Côté communication (voir encadré), l’entreprise utilise tous les moyens qui existent pour toucher au mieux les utilisateurs, à tous les niveaux : l’affichage, l’intranet, les vidéos. Quant à la formation, rien n’est laissé au hasard.

Notamment lors de la phase de roll out, durant laquelle une partie de l’équipe projet se déplace un mois sur chacun des sites, afin de former les équipes locales. « Il s’agit, pour l’équipe projet, d’ajuster le système et d’agir comme support de proximité. C’est ce qu’on appelle la phase hypercare. Puis, progressivement, l’équipe projet se désengage et passe le relais aux équipes locales », explique José Munoz. L’équipe locale devient ainsi plus experte et peut mieux aider ses collaborateurs locaux.

Cette année, Poclain Hydraulics poursuit le déploiement de son programme SI+ en France et en Chine, en avril, puis en Slovénie, en novembre. Au final, 1 200 utilisateurs adopteront ces nouveaux outils. Quant à la deuxième phase de déploiement d’E-Business Suite, elle est déjà programmée pour 2017.

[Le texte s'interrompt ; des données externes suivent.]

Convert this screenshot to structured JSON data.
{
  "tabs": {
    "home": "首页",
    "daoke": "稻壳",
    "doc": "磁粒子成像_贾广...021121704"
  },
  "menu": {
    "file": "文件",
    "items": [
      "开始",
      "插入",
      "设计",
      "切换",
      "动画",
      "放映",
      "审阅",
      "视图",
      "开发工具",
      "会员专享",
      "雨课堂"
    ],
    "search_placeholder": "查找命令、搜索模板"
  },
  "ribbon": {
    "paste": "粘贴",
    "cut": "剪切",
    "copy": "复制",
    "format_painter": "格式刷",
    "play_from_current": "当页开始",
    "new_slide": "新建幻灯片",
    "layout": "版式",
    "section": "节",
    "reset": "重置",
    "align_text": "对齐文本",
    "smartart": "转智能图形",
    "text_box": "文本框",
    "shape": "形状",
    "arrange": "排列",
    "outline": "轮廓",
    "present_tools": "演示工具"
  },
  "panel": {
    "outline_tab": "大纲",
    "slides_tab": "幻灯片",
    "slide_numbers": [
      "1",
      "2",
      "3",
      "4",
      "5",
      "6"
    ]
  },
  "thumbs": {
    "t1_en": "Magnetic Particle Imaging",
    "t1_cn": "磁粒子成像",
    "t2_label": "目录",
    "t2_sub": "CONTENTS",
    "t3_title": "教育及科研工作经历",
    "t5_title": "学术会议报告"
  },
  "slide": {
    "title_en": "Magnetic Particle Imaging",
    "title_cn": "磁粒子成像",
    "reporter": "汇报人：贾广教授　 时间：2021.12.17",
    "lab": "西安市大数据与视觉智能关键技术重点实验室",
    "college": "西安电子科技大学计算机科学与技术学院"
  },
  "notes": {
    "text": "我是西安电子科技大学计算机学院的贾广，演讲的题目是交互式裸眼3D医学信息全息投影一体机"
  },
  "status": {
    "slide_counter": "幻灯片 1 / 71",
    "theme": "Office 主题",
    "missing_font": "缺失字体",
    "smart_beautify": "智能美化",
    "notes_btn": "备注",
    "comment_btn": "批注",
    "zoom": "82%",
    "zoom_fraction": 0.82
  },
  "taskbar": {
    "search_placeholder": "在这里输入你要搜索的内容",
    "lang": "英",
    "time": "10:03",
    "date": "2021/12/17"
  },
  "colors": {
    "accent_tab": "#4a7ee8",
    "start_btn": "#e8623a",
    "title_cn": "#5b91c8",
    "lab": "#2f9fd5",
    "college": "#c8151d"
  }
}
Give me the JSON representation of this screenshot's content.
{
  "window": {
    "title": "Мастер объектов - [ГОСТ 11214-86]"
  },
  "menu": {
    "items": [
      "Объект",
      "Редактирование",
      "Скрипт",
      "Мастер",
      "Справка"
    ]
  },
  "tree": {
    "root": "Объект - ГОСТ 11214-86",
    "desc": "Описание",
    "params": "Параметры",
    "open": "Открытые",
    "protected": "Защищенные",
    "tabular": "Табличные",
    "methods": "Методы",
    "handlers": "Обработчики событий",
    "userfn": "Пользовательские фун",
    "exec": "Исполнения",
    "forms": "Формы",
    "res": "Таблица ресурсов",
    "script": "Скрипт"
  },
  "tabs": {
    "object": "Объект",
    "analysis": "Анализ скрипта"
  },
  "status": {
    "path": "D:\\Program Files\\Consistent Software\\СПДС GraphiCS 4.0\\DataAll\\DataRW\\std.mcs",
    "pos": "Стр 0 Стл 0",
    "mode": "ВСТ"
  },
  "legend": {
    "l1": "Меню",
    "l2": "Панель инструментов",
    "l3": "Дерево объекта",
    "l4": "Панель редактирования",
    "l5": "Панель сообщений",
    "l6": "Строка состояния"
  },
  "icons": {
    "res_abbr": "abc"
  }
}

Les bonnes pratiques de Poclain Hydraulics

Pour concevoir et mettre en œuvre une transformation du système d’information qui soit réussie et pérenne, il est nécessaire d’engager les parties prenantes autour des principes suivants :

  • Respecter la culture d’entreprise à laquelle s’identifient les collaborateurs.
  • Communiquer à chaque phase du projet et à tous les niveaux.
  • Placer toujours l’humain au cœur du projet.
  • Accompagner les collaborateurs dans la conduite du changement, afin de garantir son succès.
  • Respecter les particularités des différentes filiales.
  • Dédier une équipe qui gère et pilote le développement du projet.
  • Développer la polyvalence, l’expertise et la valeur ajoutée des collaborateurs par la formation.
  • Travailler en mode partenariat avec les intégrateurs.

Un effort de communication

Le programme SI+ de Poclain Hydraulics a été soutenu par des initiatives en matière de communication, avec, en particulier, des newsletters, des témoignages vidéos et des posters, en français et en anglais. Ces derniers ont permis de diffuser des messages sur les changements, avec le fil rouge « A call to change », décliné par des slogans tels que :

  • « La croissance se prépare maintenant, adoptons les standards ! »
  • « Think global, act local! »
  • « Innovations need IT! »
  • « More drive and speed with a new ERP! »
  • « Create value together, collaborate with agility! »
  • « Design, source, produce and sell everywhere! »

Le projet de Poclain Hydraulics a, par ailleurs, été récompensé, en mars 2015, par le Trophée des Trophées Oracle des clubs utilisateurs.